Daily TIPs; Green Car Competition, Questions for Candidates, What You Watched on YouTube, & More

Japan Challenges Detroit on Green Cars

General Motors is working hard at putting its electric car, the Volt, on the streets by 2010. But Business Week wonders if Detroit will be able to catch up to Japan’s lead on green cars. Toyota, for instance, is planning to double its sale of hybrids in the early part of the next decade.

14 Science Questions for Would-Be Presidents

A group called Science Debate 2008 continues to push candidates John McCain and Barack Obama to have a debate solely on science. To that end, they’ve sent the presidential contenders a list of 14 questions they’d like such a debate to cover. Wired prints the questions, which cover subjects from energy to stem cells to space exploration.
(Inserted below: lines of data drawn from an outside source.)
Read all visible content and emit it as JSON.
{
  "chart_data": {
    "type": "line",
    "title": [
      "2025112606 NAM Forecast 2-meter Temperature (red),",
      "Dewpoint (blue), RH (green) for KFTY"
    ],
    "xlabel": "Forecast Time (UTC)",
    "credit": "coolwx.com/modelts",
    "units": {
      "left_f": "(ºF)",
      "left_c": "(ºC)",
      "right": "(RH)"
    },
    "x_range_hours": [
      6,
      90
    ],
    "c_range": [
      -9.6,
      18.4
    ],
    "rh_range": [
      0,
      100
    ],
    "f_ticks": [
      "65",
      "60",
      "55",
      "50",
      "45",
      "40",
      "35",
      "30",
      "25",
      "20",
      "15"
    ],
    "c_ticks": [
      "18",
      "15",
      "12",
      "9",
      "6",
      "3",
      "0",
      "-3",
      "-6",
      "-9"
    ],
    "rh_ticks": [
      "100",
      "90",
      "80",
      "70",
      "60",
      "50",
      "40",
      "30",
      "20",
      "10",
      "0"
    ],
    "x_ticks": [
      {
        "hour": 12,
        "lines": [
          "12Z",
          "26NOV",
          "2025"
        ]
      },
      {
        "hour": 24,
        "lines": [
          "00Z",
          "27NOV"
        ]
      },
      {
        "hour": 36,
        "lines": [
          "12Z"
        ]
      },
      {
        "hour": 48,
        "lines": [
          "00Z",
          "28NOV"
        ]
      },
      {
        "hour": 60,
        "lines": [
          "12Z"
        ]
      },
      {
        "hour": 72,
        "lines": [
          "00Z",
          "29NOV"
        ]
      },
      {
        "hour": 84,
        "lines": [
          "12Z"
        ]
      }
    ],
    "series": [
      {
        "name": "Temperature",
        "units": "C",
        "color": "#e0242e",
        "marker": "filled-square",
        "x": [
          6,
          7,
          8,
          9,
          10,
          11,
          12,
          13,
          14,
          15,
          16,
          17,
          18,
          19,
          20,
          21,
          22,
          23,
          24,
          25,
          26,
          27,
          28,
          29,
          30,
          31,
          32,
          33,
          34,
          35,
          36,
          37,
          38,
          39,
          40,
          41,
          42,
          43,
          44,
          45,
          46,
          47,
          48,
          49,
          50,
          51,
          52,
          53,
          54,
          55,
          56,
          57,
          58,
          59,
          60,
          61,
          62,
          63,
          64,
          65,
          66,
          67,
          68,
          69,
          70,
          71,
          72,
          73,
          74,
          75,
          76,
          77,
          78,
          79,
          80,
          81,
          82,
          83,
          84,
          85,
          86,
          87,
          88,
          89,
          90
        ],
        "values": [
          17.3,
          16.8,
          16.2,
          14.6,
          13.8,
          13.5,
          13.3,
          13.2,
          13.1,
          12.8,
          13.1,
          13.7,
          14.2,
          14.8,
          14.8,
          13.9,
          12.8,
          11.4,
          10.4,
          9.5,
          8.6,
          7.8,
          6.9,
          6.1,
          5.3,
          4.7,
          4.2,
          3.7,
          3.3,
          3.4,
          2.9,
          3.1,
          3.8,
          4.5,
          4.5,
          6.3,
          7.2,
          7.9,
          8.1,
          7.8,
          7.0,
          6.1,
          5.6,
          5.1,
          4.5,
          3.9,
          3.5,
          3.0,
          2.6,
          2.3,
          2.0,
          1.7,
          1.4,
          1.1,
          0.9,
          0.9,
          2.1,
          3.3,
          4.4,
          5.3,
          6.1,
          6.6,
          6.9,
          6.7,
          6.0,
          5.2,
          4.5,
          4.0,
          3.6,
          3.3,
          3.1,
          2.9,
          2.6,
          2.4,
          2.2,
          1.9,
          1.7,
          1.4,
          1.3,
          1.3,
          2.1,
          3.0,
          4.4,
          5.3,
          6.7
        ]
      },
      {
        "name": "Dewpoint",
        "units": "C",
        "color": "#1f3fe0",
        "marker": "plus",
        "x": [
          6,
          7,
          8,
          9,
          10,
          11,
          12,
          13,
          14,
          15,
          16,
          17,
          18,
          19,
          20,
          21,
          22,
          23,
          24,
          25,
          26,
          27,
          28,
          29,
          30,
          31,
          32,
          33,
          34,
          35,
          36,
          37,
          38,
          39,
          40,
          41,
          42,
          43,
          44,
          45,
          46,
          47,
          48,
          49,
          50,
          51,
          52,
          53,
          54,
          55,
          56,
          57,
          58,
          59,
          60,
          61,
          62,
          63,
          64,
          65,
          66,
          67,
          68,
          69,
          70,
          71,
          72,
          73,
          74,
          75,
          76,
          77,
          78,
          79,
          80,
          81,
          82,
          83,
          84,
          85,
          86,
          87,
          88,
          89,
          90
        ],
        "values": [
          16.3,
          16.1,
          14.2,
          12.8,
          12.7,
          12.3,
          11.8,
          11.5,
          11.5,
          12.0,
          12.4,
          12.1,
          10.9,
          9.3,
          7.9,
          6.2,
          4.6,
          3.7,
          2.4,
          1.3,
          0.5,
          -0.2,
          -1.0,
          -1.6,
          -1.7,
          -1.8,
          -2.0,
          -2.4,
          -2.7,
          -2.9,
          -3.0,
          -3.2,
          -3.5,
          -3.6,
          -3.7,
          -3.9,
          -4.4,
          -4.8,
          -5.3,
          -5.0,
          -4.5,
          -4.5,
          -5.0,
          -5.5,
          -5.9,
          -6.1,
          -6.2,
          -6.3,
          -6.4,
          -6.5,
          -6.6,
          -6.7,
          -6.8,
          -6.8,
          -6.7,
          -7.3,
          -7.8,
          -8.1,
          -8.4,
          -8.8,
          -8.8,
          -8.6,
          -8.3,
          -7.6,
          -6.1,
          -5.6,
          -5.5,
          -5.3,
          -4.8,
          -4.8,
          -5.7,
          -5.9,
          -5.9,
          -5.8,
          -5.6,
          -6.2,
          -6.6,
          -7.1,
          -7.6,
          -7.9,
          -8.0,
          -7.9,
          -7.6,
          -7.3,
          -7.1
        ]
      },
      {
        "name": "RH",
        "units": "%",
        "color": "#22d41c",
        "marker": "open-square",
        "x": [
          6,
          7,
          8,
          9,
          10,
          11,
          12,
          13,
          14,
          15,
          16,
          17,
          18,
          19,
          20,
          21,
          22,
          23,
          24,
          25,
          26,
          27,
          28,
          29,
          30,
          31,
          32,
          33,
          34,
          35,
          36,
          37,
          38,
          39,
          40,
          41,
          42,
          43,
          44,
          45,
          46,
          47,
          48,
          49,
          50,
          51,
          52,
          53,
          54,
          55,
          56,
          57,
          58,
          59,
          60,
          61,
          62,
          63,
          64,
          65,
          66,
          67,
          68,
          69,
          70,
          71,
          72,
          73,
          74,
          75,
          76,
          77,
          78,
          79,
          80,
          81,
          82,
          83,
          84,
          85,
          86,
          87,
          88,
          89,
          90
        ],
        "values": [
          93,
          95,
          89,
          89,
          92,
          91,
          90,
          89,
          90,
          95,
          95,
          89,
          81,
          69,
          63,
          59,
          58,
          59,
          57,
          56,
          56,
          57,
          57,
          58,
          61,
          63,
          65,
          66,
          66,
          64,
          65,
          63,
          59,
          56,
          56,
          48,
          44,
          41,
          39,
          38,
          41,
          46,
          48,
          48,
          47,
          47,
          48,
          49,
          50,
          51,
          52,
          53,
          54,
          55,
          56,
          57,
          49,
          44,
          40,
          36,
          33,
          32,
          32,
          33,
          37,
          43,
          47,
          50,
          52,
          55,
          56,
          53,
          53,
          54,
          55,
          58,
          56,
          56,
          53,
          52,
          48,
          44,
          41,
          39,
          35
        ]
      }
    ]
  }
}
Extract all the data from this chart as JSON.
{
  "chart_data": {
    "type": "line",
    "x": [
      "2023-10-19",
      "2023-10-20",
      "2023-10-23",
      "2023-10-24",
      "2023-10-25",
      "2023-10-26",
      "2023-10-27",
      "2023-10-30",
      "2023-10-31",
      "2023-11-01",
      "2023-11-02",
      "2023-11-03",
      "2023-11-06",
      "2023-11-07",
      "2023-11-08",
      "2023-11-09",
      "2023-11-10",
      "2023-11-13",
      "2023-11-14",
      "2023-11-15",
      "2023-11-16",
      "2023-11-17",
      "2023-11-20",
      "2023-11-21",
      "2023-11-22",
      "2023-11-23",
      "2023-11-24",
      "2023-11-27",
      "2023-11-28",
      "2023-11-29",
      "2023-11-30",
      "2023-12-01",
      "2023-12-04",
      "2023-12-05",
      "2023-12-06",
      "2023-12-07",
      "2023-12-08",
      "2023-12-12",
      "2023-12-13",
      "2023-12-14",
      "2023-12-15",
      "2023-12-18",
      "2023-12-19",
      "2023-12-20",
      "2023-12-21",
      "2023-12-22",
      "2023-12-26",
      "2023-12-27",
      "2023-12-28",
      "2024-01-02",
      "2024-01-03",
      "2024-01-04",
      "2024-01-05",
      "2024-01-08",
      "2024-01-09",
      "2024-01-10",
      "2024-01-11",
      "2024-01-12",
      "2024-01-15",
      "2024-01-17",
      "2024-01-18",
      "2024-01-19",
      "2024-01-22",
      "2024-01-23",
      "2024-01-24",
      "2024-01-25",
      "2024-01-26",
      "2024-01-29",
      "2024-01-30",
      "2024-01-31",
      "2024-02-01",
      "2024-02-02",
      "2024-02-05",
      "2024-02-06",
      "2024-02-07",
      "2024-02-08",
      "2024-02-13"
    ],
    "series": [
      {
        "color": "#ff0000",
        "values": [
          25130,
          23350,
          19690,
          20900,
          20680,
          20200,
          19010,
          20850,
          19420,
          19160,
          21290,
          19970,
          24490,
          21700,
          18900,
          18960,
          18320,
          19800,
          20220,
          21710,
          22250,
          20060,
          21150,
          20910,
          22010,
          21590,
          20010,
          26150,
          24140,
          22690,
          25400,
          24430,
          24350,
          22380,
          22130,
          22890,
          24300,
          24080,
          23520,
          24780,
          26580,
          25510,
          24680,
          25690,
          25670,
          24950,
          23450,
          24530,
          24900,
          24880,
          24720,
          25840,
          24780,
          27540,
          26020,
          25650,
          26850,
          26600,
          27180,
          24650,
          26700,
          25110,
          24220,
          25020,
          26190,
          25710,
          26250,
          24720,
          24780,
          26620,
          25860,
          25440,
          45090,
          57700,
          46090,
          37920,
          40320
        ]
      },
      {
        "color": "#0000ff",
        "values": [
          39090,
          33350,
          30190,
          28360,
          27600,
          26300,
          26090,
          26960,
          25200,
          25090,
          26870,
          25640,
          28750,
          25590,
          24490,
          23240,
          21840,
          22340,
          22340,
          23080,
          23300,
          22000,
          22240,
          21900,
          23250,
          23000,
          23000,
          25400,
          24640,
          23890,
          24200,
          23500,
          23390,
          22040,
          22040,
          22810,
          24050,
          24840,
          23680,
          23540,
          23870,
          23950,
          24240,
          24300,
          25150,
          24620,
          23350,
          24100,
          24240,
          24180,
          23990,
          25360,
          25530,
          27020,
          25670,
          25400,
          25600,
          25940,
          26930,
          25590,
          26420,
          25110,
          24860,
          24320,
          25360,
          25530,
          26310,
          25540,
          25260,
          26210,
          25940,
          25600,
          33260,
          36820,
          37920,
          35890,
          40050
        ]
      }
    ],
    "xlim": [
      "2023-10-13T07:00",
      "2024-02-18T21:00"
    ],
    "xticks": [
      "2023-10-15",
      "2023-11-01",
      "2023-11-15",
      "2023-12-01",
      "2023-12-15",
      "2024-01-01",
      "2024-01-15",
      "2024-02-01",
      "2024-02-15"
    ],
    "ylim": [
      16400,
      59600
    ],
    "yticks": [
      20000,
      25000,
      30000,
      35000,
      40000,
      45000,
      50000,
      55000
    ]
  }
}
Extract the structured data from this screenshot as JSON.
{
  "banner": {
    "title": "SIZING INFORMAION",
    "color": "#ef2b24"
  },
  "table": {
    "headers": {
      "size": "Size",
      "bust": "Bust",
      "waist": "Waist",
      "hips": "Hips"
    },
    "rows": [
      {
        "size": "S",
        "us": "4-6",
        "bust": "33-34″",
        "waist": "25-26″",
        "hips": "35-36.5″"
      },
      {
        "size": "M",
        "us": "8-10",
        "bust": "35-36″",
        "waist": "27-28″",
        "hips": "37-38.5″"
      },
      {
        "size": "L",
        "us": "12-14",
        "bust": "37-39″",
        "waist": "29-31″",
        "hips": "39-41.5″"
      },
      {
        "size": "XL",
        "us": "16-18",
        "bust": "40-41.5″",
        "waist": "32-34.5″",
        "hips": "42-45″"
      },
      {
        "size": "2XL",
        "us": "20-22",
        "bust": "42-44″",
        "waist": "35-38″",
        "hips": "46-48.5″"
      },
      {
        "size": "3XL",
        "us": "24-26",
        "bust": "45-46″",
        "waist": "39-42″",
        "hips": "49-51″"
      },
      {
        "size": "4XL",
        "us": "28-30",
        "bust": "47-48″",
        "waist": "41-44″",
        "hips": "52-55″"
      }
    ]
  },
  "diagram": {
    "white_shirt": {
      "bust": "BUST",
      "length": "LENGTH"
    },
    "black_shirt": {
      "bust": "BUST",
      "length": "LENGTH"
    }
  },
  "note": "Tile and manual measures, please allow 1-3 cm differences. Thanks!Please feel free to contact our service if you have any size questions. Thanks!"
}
Public Cares About Science, Poll Shows

The vast majority of people polled by the group Scientists and Engineers for America said that it’s important to base policy decisions on topics such as health care and global warming on science, says Discover Magazine. But the magazine’s blog wonders whether the public would be as enthusiastic about science if they were asked questions about paying taxes to fund it.

Groups Sue Government Over Cell Phone Tracking

The American Civil Liberties Union and the Electronic Frontier Foundation are suing the Department of Justice for access to records about the agency’s tracking of cell phone users. The New York Times reports that the groups filed suit this week in U.S. District Court in Washington. The ACLU had filed a Freedom of Information Act request last November, but Justice has not yet delivered the documents.

Solar Plant Moratorium Reversed

After an outcry from the solar power industry, the federal Bureau of Land Management has lifted its recently announced ban on new solar energy projects on public lands. The BLM had placed a two-year moratorium on such projects so it could study their impact. CNET News says the bureau reversed course on Wednesday.

Order on YouTube Records Raises Privacy Worries

A court order to Google to release massive amounts of data about YouTube users has privacy advocates concerned, according to TechCrunch. The order came in a lawsuit between Viacom and Google, in which Viacom contends that YouTube violated its copyrights. The order seeks the name and IP address of every YouTube user, along with a list of the videos that person has watched.

Will Hydrogen Push Aside Gasoline?

Hydrogen is being touted as the transportation fuel of the future, powering cars without polluting the atmosphere or entangling the U.S. with foreign countries. But Scientific American, reviewing the issues surrounding hydrogen, says the jury is still out on whether hydrogen can actually replace gasoline. The big question: Can hydrogen be generated and stored on a practical scale?

Demand for High-Speed Internet Slows Down

With 55 percent of adult Americans already having high-speed broadband at home, new demand for broadband Internet access has slowed to a crawl, reports GigaOm. Citing a recent study from Pew Internet, the site also says low-income groups are cutting back on their broadband spending.